A manifestação das divisões de classe na cidade moderna implica divisões interiores no indivíduo moderno. Como poderiam os amantes olhar os pobres em farrapos, de súbito surgidos entre eles? [...] O bulevar os força a reagir politicamente. A resposta do homem vibra na direção da esquerda liberal: ele se sente culpado em meio à felicidade, irmanado àqueles que a podem ver, porém não podem desfrutar dela; sentimentalmente, ele deseja torná-los parte da família. As afinidades da mulher — ao menos nesse instante — estão com a direita, o Partido da Ordem: nós temos algo que eles querem; logo, o melhor é “apelar para o gerente”, chamar alguém que tenha o poder de nos tornar livres deles. Por isso, a distância entre os amantes não é apenas uma falha de comunicação, mas uma radical oposição ideológica e política. (BERMAN, 1986, p. 149)
Outro conceito importante à análise dos gêneros é a chamada cronotopia, isto é, a análise do gênero como expressão de um grande tempo das culturas e civilizações.
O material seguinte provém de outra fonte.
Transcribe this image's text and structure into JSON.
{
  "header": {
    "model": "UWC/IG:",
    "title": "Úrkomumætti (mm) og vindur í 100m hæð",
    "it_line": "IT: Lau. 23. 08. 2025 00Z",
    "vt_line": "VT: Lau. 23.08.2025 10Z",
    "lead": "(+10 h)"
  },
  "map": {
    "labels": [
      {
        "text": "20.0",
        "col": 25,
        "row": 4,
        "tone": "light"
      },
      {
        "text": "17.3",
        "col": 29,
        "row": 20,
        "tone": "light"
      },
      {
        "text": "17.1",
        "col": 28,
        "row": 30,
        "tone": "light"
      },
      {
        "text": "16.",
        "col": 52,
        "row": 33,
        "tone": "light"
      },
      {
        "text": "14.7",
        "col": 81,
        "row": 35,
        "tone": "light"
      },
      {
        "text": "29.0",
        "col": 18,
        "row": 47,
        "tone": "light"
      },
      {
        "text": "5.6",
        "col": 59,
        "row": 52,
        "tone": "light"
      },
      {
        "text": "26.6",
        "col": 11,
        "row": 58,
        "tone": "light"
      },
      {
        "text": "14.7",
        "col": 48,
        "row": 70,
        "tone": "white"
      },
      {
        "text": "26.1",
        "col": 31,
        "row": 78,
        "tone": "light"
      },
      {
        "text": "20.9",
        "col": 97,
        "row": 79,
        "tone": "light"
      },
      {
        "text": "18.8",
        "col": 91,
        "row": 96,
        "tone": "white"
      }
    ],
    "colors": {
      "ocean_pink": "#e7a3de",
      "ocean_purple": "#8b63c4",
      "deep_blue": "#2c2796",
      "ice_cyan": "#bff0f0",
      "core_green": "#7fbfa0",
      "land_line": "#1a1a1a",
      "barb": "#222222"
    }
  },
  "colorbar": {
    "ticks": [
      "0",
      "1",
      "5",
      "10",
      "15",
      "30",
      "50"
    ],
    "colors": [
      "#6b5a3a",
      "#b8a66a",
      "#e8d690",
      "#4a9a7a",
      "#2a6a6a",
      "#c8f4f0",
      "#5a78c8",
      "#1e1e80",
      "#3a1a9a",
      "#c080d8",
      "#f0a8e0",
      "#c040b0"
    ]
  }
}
Para Bakhtin (2010), as obras vivem em um grande tempo cultural porque são capazes de romper os limites do presente em que surgiram, são eternas. Em um processo póstumo, elas se enriquecem adquirindo novos significados, e deixam de ser o que eram na época de sua criação. Releituras e adaptações, deste modo, revelam a grandiosidade de obras que resistiram às barreiras do tempo, do espaço. Obras que servem de inspiração a outras obras, como o poema de Baudelaire serviu de inspiração à canção composta pela banda The Cure mais de cem anos depois de sua primeira publicação.
A teoria do cronotopo nos faz entender que o gênero tem uma existência cultural, eliminando, portanto, o nascimento original e a morte definitiva. Os gêneros se constituem a partir de situações cronotópicas particulares e também recorrentes por isso são tão antigos quanto as organizações sociais. (MACHADO, 2005, p. 159)
            A relação dialógica e polifônica observada na multiplicidade de vozes que podem interagir em um determinado gênero discursivo, desta forma, ocorre, também, nas relações que podemos identificar entre duas obras ou mais.  “A obra é um elo na cadeia da comunicação discursiva; como a réplica do diálogo, está vinculada a outras obras – enunciados” (BAKHTIN, 2010, p. 279).





REFERÊNCIAS

BAKHTIN, Mikhail. Os gêneros do discurso. In: Estética da criação verbal. São Paulo: WMF Martins Fontes, 2010, p. 261-306.

BAUDELAIRE, Charles. Os olhos dos pobres. In: Pequenos poemas em prosa (O spleen de Paris). Disponível em: https://iedamagri.files.wordpress.com/2014/07/baudelaire-spleen-de-paris.pdf Acesso em: 02 jul 2017.

BERMAN, Marshall. A família de olhos. In: Tudo que é sólido desmancha no ar: A aventura da modernidade.  Disponível em: http://www.afoiceeomartelo.com.br/posfsa/Autores/ Berman,%20Marshall/Tudo%20o%20que%20%C3%A9%20s%C3%B3lido%20desmancha%20no%20ar.%20A%20aventura%20da%20modernidade.pdf Acesso em: 02 jul 2017.

BEZERRA, Paulo. Polifonia. In: BRAIT, Beth (org.). Bakhtin: conceitos-chave. São Paulo: Contexto, 2005, p. 191-200.

MACHADO, Irene. Gêneros discursivos. In: BRAIT, Beth (org.). Bakhtin: conceitos-chave. São Paulo: Contexto, 2005, p. 151-166.



 


 
THE CURE. How beautiful you are. In: Kiss me, kiss me, kiss me. New York/Los Angeles: Elektra/Asylum Records, 1987. CD.